It's thanks to that pioneering project that more than one computer geek has proclaimed that "Stallman is God."
"That's a mistake," he demurs. "I'm not God — I'm just a saint." At many of his dozens and dozens of speeches each year, Stallman will don a flowing robe, clutch a netbook like a tablet, and place an old computer-disk platter on his head like a halo. Saint IGNUcius of the church of Emacs, he calls himself.
"I wanted GNU to be a convenient system for ordinary users, not just for wizards," says Stallman. "Because everybody who's using a computer deserves freedom."
Freedom. Sometimes it seems like Stallman spouts the word more than his moral/political antipode George W. Bush. But for Stallman, freedom is the ne plus ultra of social values. "All works of practical use have to be free," he insists. "It's not just software."
'Think free speech, not free beer.' The FSF's mission is based around "the four essential freedoms," says Richard Stallman. "Freedom zero is the freedom to run the program as you wish. Freedom one is the freedom to study the source code, and then change it. Freedom two is the freedom to help other people — to redistribute exact copies of the program to others, when you wish. Freedom three is the freedom to contribute to your community — to distribute modified versions of the program when you wish." If any one of those freedoms is missing from a piece of software, he argues, "that means a program imposes an unethical social system for its use. The use of a proprietary program is a social problem. The goal of the free-software movement is to put an end to this problem. All users should have these four freedoms because all users deserve them." |
Consumed by a mission
He may be a deity to many, but plug "Stallman is" into Google, and the clause also comes back completed with some rather unflattering adjectives: "irrational" . . . "irrelevant" . . . "insane" . . . "an unabashed idiot."And those descriptors don't come from bitter tech execs, fearful that his crusade is siphoning customers away from their lucrative programs. (Although corporations should be afraid: it was reported last week that a third of all netbooks shipped in 2009 came installed with GNU/Linux rather than Microsoft.)

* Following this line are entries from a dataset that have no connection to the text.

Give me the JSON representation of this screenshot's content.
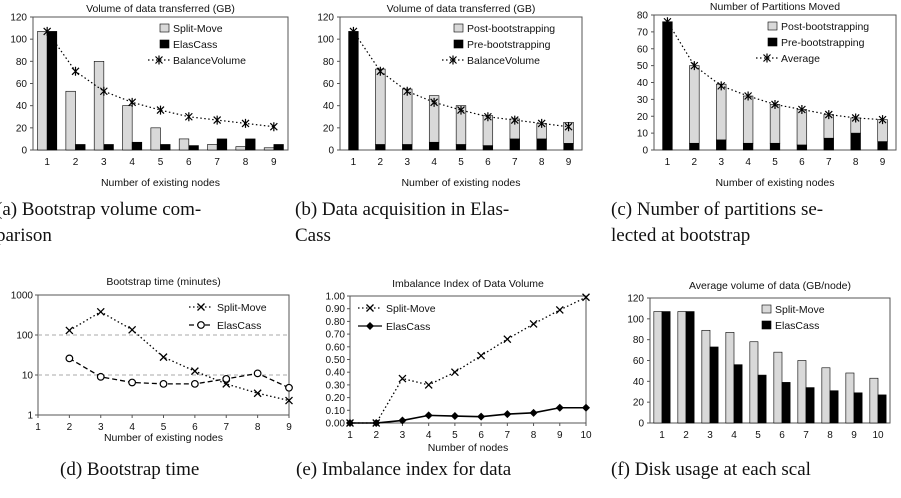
{
  "chart_data": [
    {
      "id": "a",
      "type": "bar",
      "title": "Volume of data transferred (GB)",
      "xlabel": "Number of existing nodes",
      "categories": [
        "1",
        "2",
        "3",
        "4",
        "5",
        "6",
        "7",
        "8",
        "9"
      ],
      "ylim": [
        0,
        120
      ],
      "yticks": [
        0,
        20,
        40,
        60,
        80,
        100,
        120
      ],
      "series": [
        {
          "name": "Split-Move",
          "kind": "bar",
          "color": "#d9d9d9",
          "values": [
            107,
            53,
            80,
            40,
            20,
            10,
            5,
            3,
            2
          ]
        },
        {
          "name": "ElasCass",
          "kind": "bar",
          "color": "#000000",
          "values": [
            107,
            5,
            5,
            7,
            5,
            4,
            10,
            10,
            5
          ]
        },
        {
          "name": "BalanceVolume",
          "kind": "line",
          "values": [
            107,
            71,
            53,
            43,
            36,
            30,
            27,
            24,
            21
          ]
        }
      ],
      "legend": "top-right",
      "caption": [
        "(a) Bootstrap volume com-",
        "parison"
      ]
    },
    {
      "id": "b",
      "type": "bar",
      "title": "Volume of data transferred (GB)",
      "xlabel": "Number of existing nodes",
      "categories": [
        "1",
        "2",
        "3",
        "4",
        "5",
        "6",
        "7",
        "8",
        "9"
      ],
      "ylim": [
        0,
        120
      ],
      "yticks": [
        0,
        20,
        40,
        60,
        80,
        100,
        120
      ],
      "series": [
        {
          "name": "Post-bootstrapping",
          "kind": "bar",
          "color": "#d9d9d9",
          "values": [
            0,
            68,
            50,
            42,
            35,
            27,
            18,
            14,
            19
          ]
        },
        {
          "name": "Pre-bootstrapping",
          "kind": "bar",
          "color": "#000000",
          "values": [
            107,
            5,
            5,
            7,
            5,
            4,
            10,
            10,
            6
          ]
        },
        {
          "name": "BalanceVolume",
          "kind": "line",
          "values": [
            107,
            71,
            53,
            43,
            36,
            30,
            27,
            24,
            21
          ]
        }
      ],
      "stacked": true,
      "legend": "top-right",
      "caption": [
        "(b) Data acquisition in Elas-",
        "Cass"
      ]
    },
    {
      "id": "c",
      "type": "bar",
      "title": "Number of Partitions Moved",
      "xlabel": "Number of existing nodes",
      "categories": [
        "1",
        "2",
        "3",
        "4",
        "5",
        "6",
        "7",
        "8",
        "9"
      ],
      "ylim": [
        0,
        80
      ],
      "yticks": [
        0,
        10,
        20,
        30,
        40,
        50,
        60,
        70,
        80
      ],
      "series": [
        {
          "name": "Post-bootstrapping",
          "kind": "bar",
          "color": "#d9d9d9",
          "values": [
            0,
            46,
            33,
            28,
            23,
            21,
            14,
            9,
            13
          ]
        },
        {
          "name": "Pre-bootstrapping",
          "kind": "bar",
          "color": "#000000",
          "values": [
            76,
            4,
            6,
            4,
            4,
            3,
            7,
            10,
            5
          ]
        },
        {
          "name": "Average",
          "kind": "line",
          "values": [
            76,
            50,
            38,
            32,
            27,
            24,
            21,
            19,
            18
          ]
        }
      ],
      "stacked": true,
      "legend": "top-right",
      "caption": [
        "(c) Number of partitions se-",
        "lected at bootstrap"
      ]
    },
    {
      "id": "d",
      "type": "line",
      "title": "Bootstrap time (minutes)",
      "xlabel": "Number of existing nodes",
      "xlim": [
        1,
        9
      ],
      "xticks": [
        1,
        2,
        3,
        4,
        5,
        6,
        7,
        8,
        9
      ],
      "yscale": "log",
      "ylim": [
        1,
        1000
      ],
      "yticks": [
        1,
        10,
        100,
        1000
      ],
      "grid": "dashed at 10 and 100",
      "series": [
        {
          "name": "Split-Move",
          "marker": "x",
          "x": [
            2,
            3,
            4,
            5,
            6,
            7,
            8,
            9
          ],
          "y": [
            130,
            380,
            135,
            28,
            12.5,
            6,
            3.5,
            2.3
          ]
        },
        {
          "name": "ElasCass",
          "marker": "o",
          "x": [
            2,
            3,
            4,
            5,
            6,
            7,
            8,
            9
          ],
          "y": [
            26,
            9,
            6.5,
            6,
            6,
            8,
            11,
            4.8
          ]
        }
      ],
      "legend": "top-right",
      "caption": [
        "(d) Bootstrap time"
      ]
    },
    {
      "id": "e",
      "type": "line",
      "title": "Imbalance Index of Data Volume",
      "xlabel": "Number of nodes",
      "xlim": [
        1,
        10
      ],
      "xticks": [
        1,
        2,
        3,
        4,
        5,
        6,
        7,
        8,
        9,
        10
      ],
      "ylim": [
        0,
        1
      ],
      "yticks": [
        "0.00",
        "0.10",
        "0.20",
        "0.30",
        "0.40",
        "0.50",
        "0.60",
        "0.70",
        "0.80",
        "0.90",
        "1.00"
      ],
      "series": [
        {
          "name": "Split-Move",
          "marker": "x",
          "x": [
            1,
            2,
            3,
            4,
            5,
            6,
            7,
            8,
            9,
            10
          ],
          "y": [
            0,
            0,
            0.35,
            0.3,
            0.4,
            0.53,
            0.66,
            0.78,
            0.89,
            0.99
          ]
        },
        {
          "name": "ElasCass",
          "marker": "diamond",
          "x": [
            1,
            2,
            3,
            4,
            5,
            6,
            7,
            8,
            9,
            10
          ],
          "y": [
            0,
            0,
            0.02,
            0.06,
            0.055,
            0.05,
            0.07,
            0.08,
            0.12,
            0.12
          ]
        }
      ],
      "legend": "top-left",
      "caption": [
        "(e) Imbalance index for data"
      ]
    },
    {
      "id": "f",
      "type": "bar",
      "title": "Average volume of data (GB/node)",
      "categories": [
        "1",
        "2",
        "3",
        "4",
        "5",
        "6",
        "7",
        "8",
        "9",
        "10"
      ],
      "ylim": [
        0,
        120
      ],
      "yticks": [
        0,
        20,
        40,
        60,
        80,
        100,
        120
      ],
      "series": [
        {
          "name": "Split-Move",
          "kind": "bar",
          "color": "#d9d9d9",
          "values": [
            107,
            107,
            89,
            87,
            78,
            68,
            60,
            53,
            48,
            43
          ]
        },
        {
          "name": "ElasCass",
          "kind": "bar",
          "color": "#000000",
          "values": [
            107,
            107,
            73,
            56,
            46,
            39,
            34,
            31,
            29,
            27
          ]
        }
      ],
      "legend": "top-right",
      "caption": [
        "(f) Disk usage at each scal"
      ]
    }
  ]
}
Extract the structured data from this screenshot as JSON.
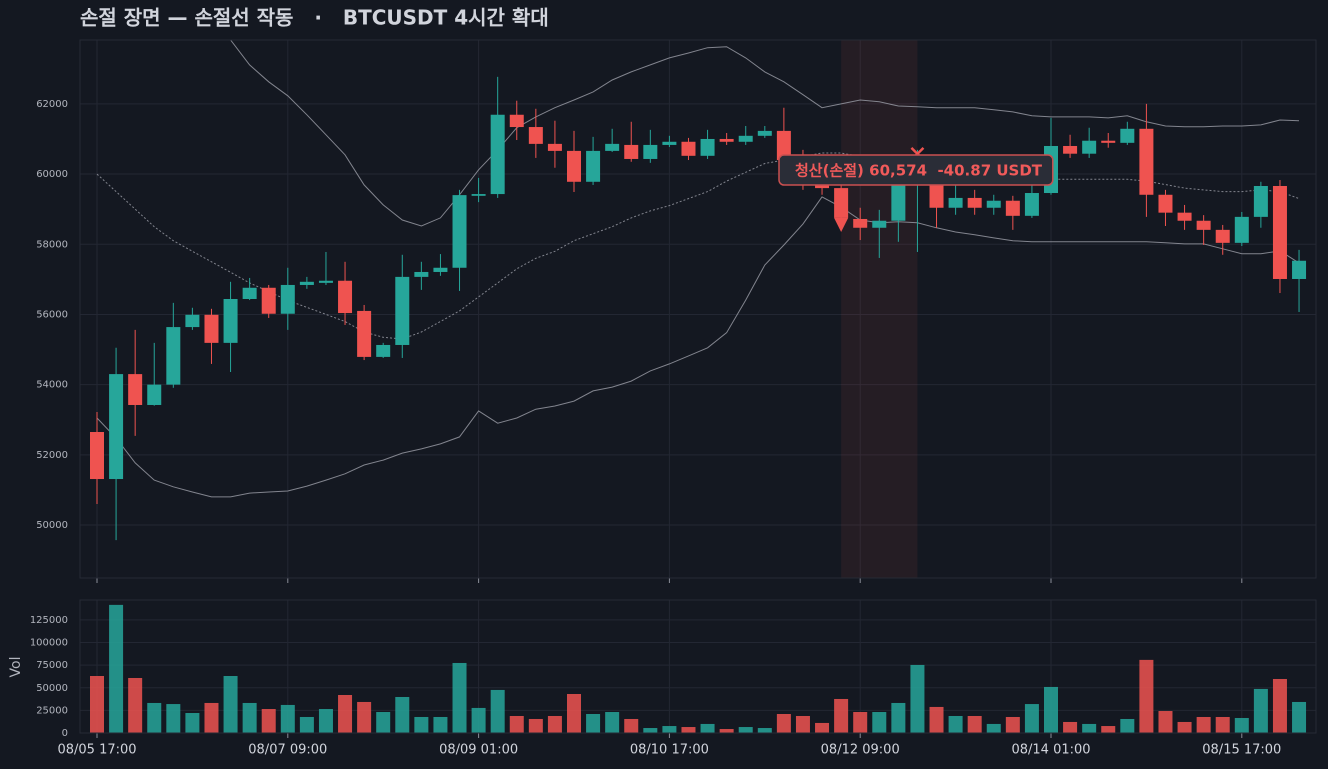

Rather, they're usually from partisans of open-source software who (ostensibly, at least) should be his allies. For many lay people and journalists, the terms "open source" and "free" software are interchangeable. This is to Stallman's unending chagrin. The former is a development model, he explains (over and over again). The latter is a political movement.
And while both exist in opposition to corporate behemoths, their ends and means are often in conflict. "Open-source [partisans] never suggest that there's anything unethical about proprietary software," says Stallman. "They just don't want to rock that boat." Instead, they "want to convince businesses to adopt free software, and they figure that, if they raise any kind of ethical question, that it will be off-putting to businessmen."
Many in the open-source camp have little patience for his high-flown philosophizing. If the goal is to get as many people to use open-source software as possible, they argue, giving people guff for owning iPods isn't helpful.